RE: [PATCH] tcp: check socket state before calling WARN_ON

From: Dujeong.lee
Date: Thu Dec 05 2024 - 07:31:25 EST


On Wed, Dec 4, 2024 at 11:22 PM Neal Cardwell <ncardwell@xxxxxxxxxx> wrote:
> On Wed, Dec 4, 2024 at 2:48 AM Dujeong.lee <dujeong.lee@xxxxxxxxxxx> wrote:
> > On Wed, Dec 4, 2024 at 4:14 PM Eric Dumazet wrote:
> > > To: Youngmin Nam <youngmin.nam@xxxxxxxxxxx>
> > > Cc: Jakub Kicinski <kuba@xxxxxxxxxx>; Neal Cardwell
> > > <ncardwell@xxxxxxxxxx>; davem@xxxxxxxxxxxxx; dsahern@xxxxxxxxxx;
> > > pabeni@xxxxxxxxxx; horms@xxxxxxxxxx; dujeong.lee@xxxxxxxxxxx;
> > > guo88.liu@xxxxxxxxxxx; yiwang.cai@xxxxxxxxxxx;
> > > netdev@xxxxxxxxxxxxxxx; linux- kernel@xxxxxxxxxxxxxxx;
> > > joonki.min@xxxxxxxxxxx; hajun.sung@xxxxxxxxxxx;
> > > d7271.choe@xxxxxxxxxxx; sw.ju@xxxxxxxxxxx
> > > Subject: Re: [PATCH] tcp: check socket state before calling WARN_ON
> > >
> > > On Wed, Dec 4, 2024 at 4:35 AM Youngmin Nam
> > > <youngmin.nam@xxxxxxxxxxx>
> > > wrote:
> > > >
> > > > On Tue, Dec 03, 2024 at 06:18:39PM -0800, Jakub Kicinski wrote:
> > > > > On Tue, 3 Dec 2024 10:34:46 -0500 Neal Cardwell wrote:
> > > > > > > I have not seen these warnings firing.

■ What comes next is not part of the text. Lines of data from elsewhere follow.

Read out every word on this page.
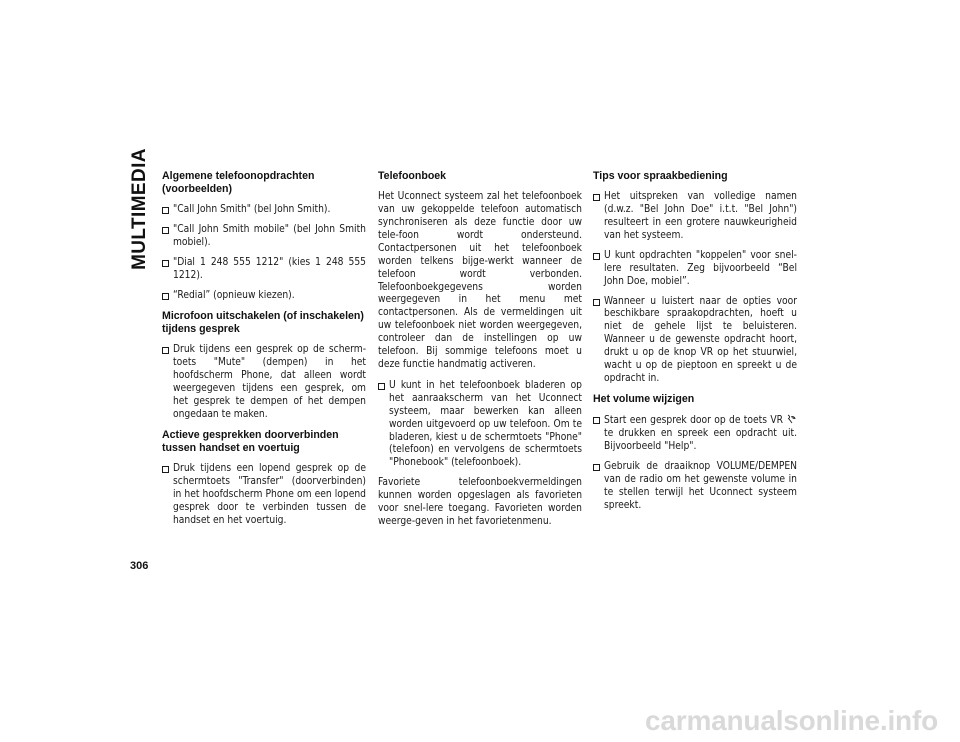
MULTIMEDIA Algemene telefoonopdrachten (voorbeelden)
"Call John Smith" (bel John Smith).
"Call John Smith mobile" (bel John Smith mobiel).
"Dial 1 248 555 1212" (kies 1 248 555 1212).
“Redial” (opnieuw kiezen).
Microfoon uitschakelen (of inschakelen) tijdens gesprek
Druk tijdens een gesprek op de scherm-toets "Mute" (dempen) in het hoofdscherm Phone, dat alleen wordt weergegeven tijdens een gesprek, om het gesprek te dempen of het dempen ongedaan te maken.
Actieve gesprekken doorverbinden tussen handset en voertuig
Druk tijdens een lopend gesprek op de schermtoets "Transfer" (doorverbinden) in het hoofdscherm Phone om een lopend gesprek door te verbinden tussen de handset en het voertuig.
Telefoonboek

Het Uconnect systeem zal het telefoonboek van uw gekoppelde telefoon automatisch synchroniseren als deze functie door uw tele-foon wordt ondersteund. Contactpersonen uit het telefoonboek worden telkens bijge-werkt wanneer de telefoon wordt verbonden. Telefoonboekgegevens worden weergegeven in het menu met contactpersonen. Als de vermeldingen uit uw telefoonboek niet worden weergegeven, controleer dan de instellingen op uw telefoon. Bij sommige telefoons moet u deze functie handmatig activeren.

U kunt in het telefoonboek bladeren op het aanraakscherm van het Uconnect systeem, maar bewerken kan alleen worden uitgevoerd op uw telefoon. Om te bladeren, kiest u de schermtoets "Phone" (telefoon) en vervolgens de schermtoets "Phonebook" (telefoonboek).

Favoriete telefoonboekvermeldingen kunnen worden opgeslagen als favorieten voor snel-lere toegang. Favorieten worden weerge-geven in het favorietenmenu.

Tips voor spraakbediening
Het uitspreken van volledige namen (d.w.z. "Bel John Doe" i.t.t. "Bel John") resulteert in een grotere nauwkeurigheid van het systeem.
U kunt opdrachten "koppelen" voor snel-lere resultaten. Zeg bijvoorbeeld “Bel John Doe, mobiel”.
Wanneer u luistert naar de opties voor beschikbare spraakopdrachten, hoeft u niet de gehele lijst te beluisteren. Wanneer u de gewenste opdracht hoort, drukt u op de knop VR op het stuurwiel, wacht u op de pieptoon en spreekt u de opdracht in.
Het volume wijzigen
Start een gesprek door op de toets VR te drukken en spreek een opdracht uit. Bijvoorbeeld "Help".
Gebruik de draaiknop VOLUME/DEMPEN van de radio om het gewenste volume in te stellen terwijl het Uconnect systeem spreekt.
306
carmanualsonline.info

Neal, have you seen
> > > > > > > this in
> > > the past ?
> > > > > >
> > > > > > I can't recall seeing these warnings over the past 5 years or
> > > > > > so, and (from checking our monitoring) they don't seem to be
> > > > > > firing in our fleet recently.
> > > > >
> > > > > FWIW I see this at Meta on 5.12 kernels, but nothing since.
> > > > > Could be that one of our workloads is pinned to 5.12.
> > > > > Youngmin, what's the newest kernel you can repro this on?
> > > > >
> > > > Hi Jakub.
> > > > Thank you for taking an interest in this issue.
> > > >
> > > > We've seen this issue since 5.15 kernel.
> > > > Now, we can see this on 6.6 kernel which is the newest kernel we
> > > > are
> > > running.
> > >
> > > The fact that we are processing ACK packets after the write queue
> > > has been purged would be a serious bug.
> > >
> > > Thus the WARN() makes sense to us.
> > >
> > > It would be easy to build a packetdrill test. Please do so, then we
> > > can fix the root cause.
> > >
> > > Thank you !
> >
> >
> > Please let me share some more details and clarifications on the issue
> from ramdump snapshot locally secured.
> >
> > 1) This issue has been reported from Android-T linux kernel when we
> enabled panic_on_warn for the first time.
> > Reproduction rate is not high and can be seen in any test cases with
> public internet connection.
> >
> > 2) Analysis from ramdump (which is not available at the moment).
> > 2-A) From ramdump, I was able to find below values.
> > tp->packets_out = 0
> > tp->retrans_out = 1
> > tp->max_packets_out = 1
> > tp->max_packets_Seq = 1575830358
> > tp->snd_ssthresh = 5
> > tp->snd_cwnd = 1
> > tp->prior_cwnd = 10
> > tp->wite_seq = 1575830359
> > tp->pushed_seq = 1575830358
> > tp->lost_out = 1
> > tp->sacked_out = 0
>
> Thanks for all the details! If the ramdump becomes available again at some
> point, would it be possible to pull out the following values as
> well:
>
> tp->mss_cache
> inet_csk(sk)->icsk_pmtu_cookie
> inet_csk(sk)->icsk_ca_state
>
> Thanks,
> neal

Okay I will check the below values once ramdump is secured.
- tp->mss_cache
- inet_csk(sk)->icsk_pmtu_cookie
- inet_csk(sk)->icsk_ca_state

Now we are running test with the latest kernel.

Thanks
Dujeong.